2023, the farewell tour by emma burden

She looks at me like there is still hope in the world and that she’s holding onto it all. And laughs and laughs as she ties her Converse. She’s the Union Jack and old CDs and warm quilts paired with the cold side of the pillow. She’s diligence swamped by a mass of red hair. She’s inside jokes and paper money and the smell of pine and woods. Tea, not coffee. Gratitude and empathy and hilarious notions.

She’s strength personified, like the Greek god of war in the body of a teenage girl. And she smells like caramel lattes and the 11th grade English classroom. She drives as fast as she thinks, listens to music as loud as her mind. And, maybe it is all for the better, but that doesn’t absolve her care. She pretends that nothing matters, but everything does. Aspartame and Radiohead and football games. Love and anxiety and music. 

I’m defined by two opposing creatures, individuals built up as humans just as I am, but existing on another plane. When I close my eyes, we’re drinking hard lemonade at The 1975, or we’re driving home from stale waffles and hard bacon at First Watch, and we’re eating popsicles outside of the loa on Bonny Oaks Drive. We’re speeding down the interstate blaring Taylor Swift because we’re late to see the Preds, and God help us if we miss one of Josi’s goals. We’re cutting cinnamon rolls behind the counter of that damned Panera Bread and Kenny’s got both earbuds in. And you’ve lost the cat again, or the car isn’t starting, and one of us is missing their shift. I’m on the first flight home on the first day that I am able to escape New York. 

We can lay out at the artificial beach, down the pike, buried under the cover of oak trees, with dirty sand that dries beneath our toes. 

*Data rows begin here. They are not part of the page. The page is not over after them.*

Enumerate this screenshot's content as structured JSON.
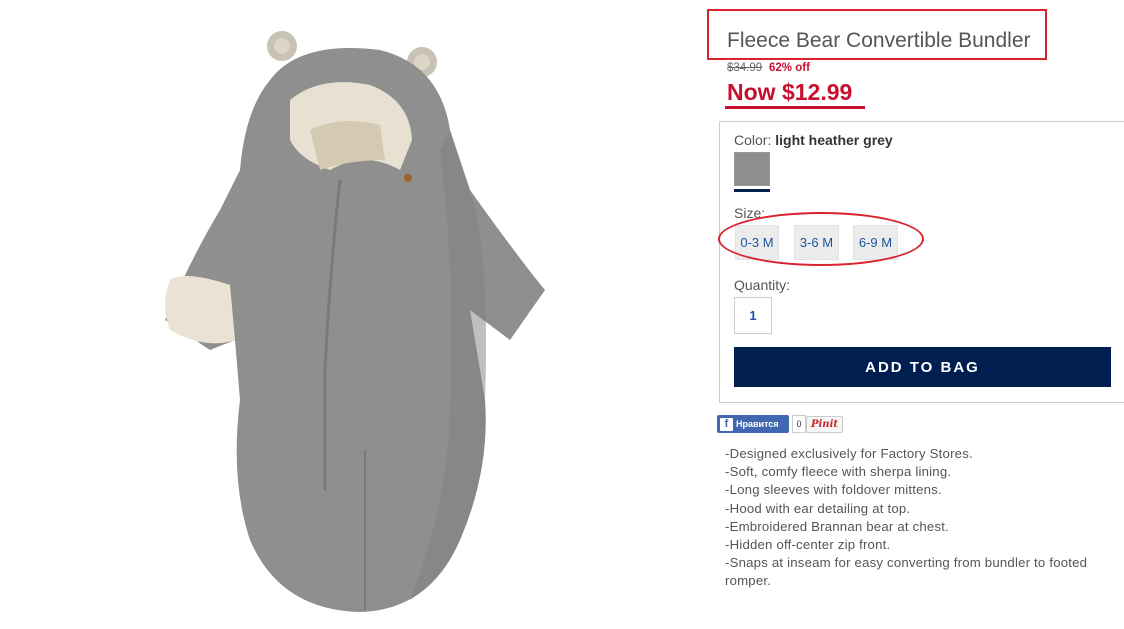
{
  "product": {
    "title": "Fleece Bear Convertible Bundler",
    "old_price": "$34.99",
    "discount": "62% off",
    "now_price": "Now $12.99",
    "image_icon": "fleece-bundler-photo"
  },
  "options": {
    "color_label": "Color:",
    "color_value": "light heather grey",
    "swatch_color": "#8e8e8e",
    "size_label": "Size:",
    "sizes": [
      "0-3 M",
      "3-6 M",
      "6-9 M"
    ],
    "quantity_label": "Quantity:",
    "quantity_value": "1",
    "add_to_bag": "ADD TO BAG"
  },
  "social": {
    "fb_icon": "f",
    "fb_like": "Нравится",
    "fb_count": "0",
    "pinterest": "Pinit"
  },
  "description": [
    "-Designed exclusively for Factory Stores.",
    "-Soft, comfy fleece with sherpa lining.",
    "-Long sleeves with foldover mittens.",
    "-Hood with ear detailing at top.",
    "-Embroidered Brannan bear at chest.",
    "-Hidden off-center zip front.",
    "-Snaps at inseam for easy converting from bundler to footed romper."
  ],
  "colors": {
    "accent_red": "#c8102e",
    "annotation_red": "#d9232d",
    "navy": "#001e50",
    "link_blue": "#1a56a0",
    "facebook_blue": "#4267b2"
  }
}
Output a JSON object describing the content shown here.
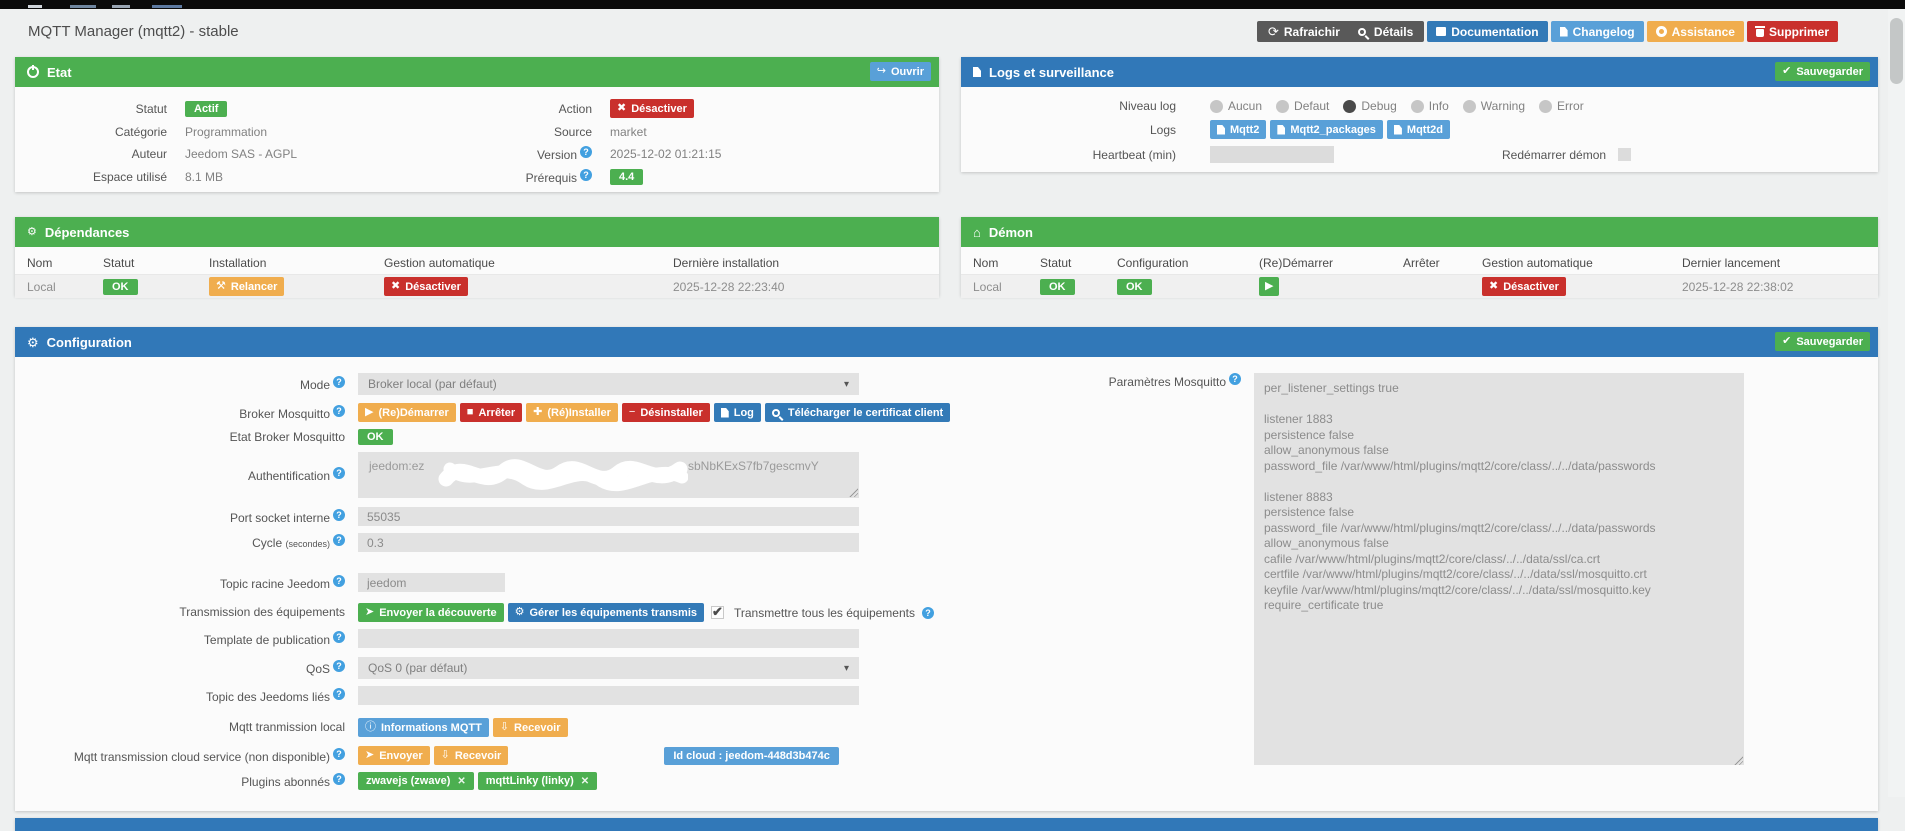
{
  "colors": {
    "header_green": "#4caf50",
    "header_blue": "#3178b8",
    "orange": "#f0ad4e",
    "red": "#c9302c",
    "light_blue": "#59a0d8",
    "steel_blue": "#337ab7",
    "dark_gray": "#595959"
  },
  "icons": {
    "refresh": "⟳",
    "open_arrow": "↪",
    "cog": "⚙",
    "building": "⌂",
    "check": "✔",
    "cross": "✖",
    "play": "▶",
    "stop": "■",
    "plus": "✚",
    "minus": "−",
    "info": "ⓘ",
    "send": "➤",
    "download": "⇩",
    "tools": "⚒",
    "remove": "✕",
    "caret": "▾",
    "question": "?"
  },
  "page": {
    "title": "MQTT Manager (mqtt2) - stable"
  },
  "toolbar": {
    "refresh": "Rafraichir",
    "details": "Détails",
    "documentation": "Documentation",
    "changelog": "Changelog",
    "assistance": "Assistance",
    "delete": "Supprimer"
  },
  "etat": {
    "title": "Etat",
    "open": "Ouvrir",
    "statut": {
      "label": "Statut",
      "value": "Actif"
    },
    "categorie": {
      "label": "Catégorie",
      "value": "Programmation"
    },
    "auteur": {
      "label": "Auteur",
      "value": "Jeedom SAS - AGPL"
    },
    "espace": {
      "label": "Espace utilisé",
      "value": "8.1 MB"
    },
    "action": {
      "label": "Action",
      "value": "Désactiver"
    },
    "source": {
      "label": "Source",
      "value": "market"
    },
    "version": {
      "label": "Version",
      "value": "2025-12-02 01:21:15"
    },
    "prerequis": {
      "label": "Prérequis",
      "value": "4.4"
    }
  },
  "logs": {
    "title": "Logs et surveillance",
    "save": "Sauvegarder",
    "niveau_label": "Niveau log",
    "levels": [
      "Aucun",
      "Defaut",
      "Debug",
      "Info",
      "Warning",
      "Error"
    ],
    "selected_level": "Debug",
    "logs_label": "Logs",
    "log_files": [
      "Mqtt2",
      "Mqtt2_packages",
      "Mqtt2d"
    ],
    "heartbeat_label": "Heartbeat (min)",
    "heartbeat_value": "",
    "restart_daemon_label": "Redémarrer démon"
  },
  "dependances": {
    "title": "Dépendances",
    "headers": [
      "Nom",
      "Statut",
      "Installation",
      "Gestion automatique",
      "Dernière installation"
    ],
    "row": {
      "nom": "Local",
      "statut": "OK",
      "installation": "Relancer",
      "gestion": "Désactiver",
      "date": "2025-12-28 22:23:40"
    }
  },
  "demon": {
    "title": "Démon",
    "headers": [
      "Nom",
      "Statut",
      "Configuration",
      "(Re)Démarrer",
      "Arrêter",
      "Gestion automatique",
      "Dernier lancement"
    ],
    "row": {
      "nom": "Local",
      "statut": "OK",
      "configuration": "OK",
      "gestion": "Désactiver",
      "date": "2025-12-28 22:38:02"
    }
  },
  "config": {
    "title": "Configuration",
    "save": "Sauvegarder",
    "mode": {
      "label": "Mode",
      "value": "Broker local (par défaut)"
    },
    "broker": {
      "label": "Broker Mosquitto",
      "restart": "(Re)Démarrer",
      "stop": "Arrêter",
      "reinstall": "(Ré)Installer",
      "uninstall": "Désinstaller",
      "log": "Log",
      "cert": "Télécharger le certificat client"
    },
    "etat_broker": {
      "label": "Etat Broker Mosquitto",
      "value": "OK"
    },
    "auth": {
      "label": "Authentification",
      "value_start": "jeedom:ez",
      "value_end": "sbNbKExS7fb7gescmvY"
    },
    "port": {
      "label": "Port socket interne",
      "value": "55035"
    },
    "cycle": {
      "label": "Cycle",
      "unit": "(secondes)",
      "value": "0.3"
    },
    "topic": {
      "label": "Topic racine Jeedom",
      "value": "jeedom"
    },
    "transmission": {
      "label": "Transmission des équipements",
      "discovery": "Envoyer la découverte",
      "manage": "Gérer les équipements transmis",
      "all": "Transmettre tous les équipements"
    },
    "template": {
      "label": "Template de publication",
      "value": ""
    },
    "qos": {
      "label": "QoS",
      "value": "QoS 0 (par défaut)"
    },
    "linked": {
      "label": "Topic des Jeedoms liés",
      "value": ""
    },
    "local": {
      "label": "Mqtt tranmission local",
      "info": "Informations MQTT",
      "receive": "Recevoir"
    },
    "cloud": {
      "label": "Mqtt transmission cloud service (non disponible)",
      "send": "Envoyer",
      "receive": "Recevoir",
      "id": "Id cloud : jeedom-448d3b474c"
    },
    "plugins": {
      "label": "Plugins abonnés",
      "items": [
        "zwavejs (zwave)",
        "mqttLinky (linky)"
      ]
    },
    "params": {
      "label": "Paramètres Mosquitto",
      "value": "per_listener_settings true\n\nlistener 1883\npersistence false\nallow_anonymous false\npassword_file /var/www/html/plugins/mqtt2/core/class/../../data/passwords\n\nlistener 8883\npersistence false\npassword_file /var/www/html/plugins/mqtt2/core/class/../../data/passwords\nallow_anonymous false\ncafile /var/www/html/plugins/mqtt2/core/class/../../data/ssl/ca.crt\ncertfile /var/www/html/plugins/mqtt2/core/class/../../data/ssl/mosquitto.crt\nkeyfile /var/www/html/plugins/mqtt2/core/class/../../data/ssl/mosquitto.key\nrequire_certificate true"
    }
  }
}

We can play mermaids in the pool.

The 1975. The Cure. Mitski. Phoebe Bridgers. Taylor Swift. The Smashing Pumpkins. boygenius. Radiohead. bôa.
The soundtrack to the past three years.

One day we can return to London, and we can laugh at the French. And you’ll join the Navy, and you’ll move to Ohio, and somewhere along the line already, school days turned into summer break, turned me away at school, turned into two weeks in the fall for me to see you. 

I don’t want to know when the last time the three of us will be together will be, but I know that day is coming soon. It’s sometime before the end of August, it’s between The Cure in Atlanta and before the drive to Great Lakes, Illinois.

If I knew I would be happy somewhere, and I could travel to that place, it would be in a car with the three of us.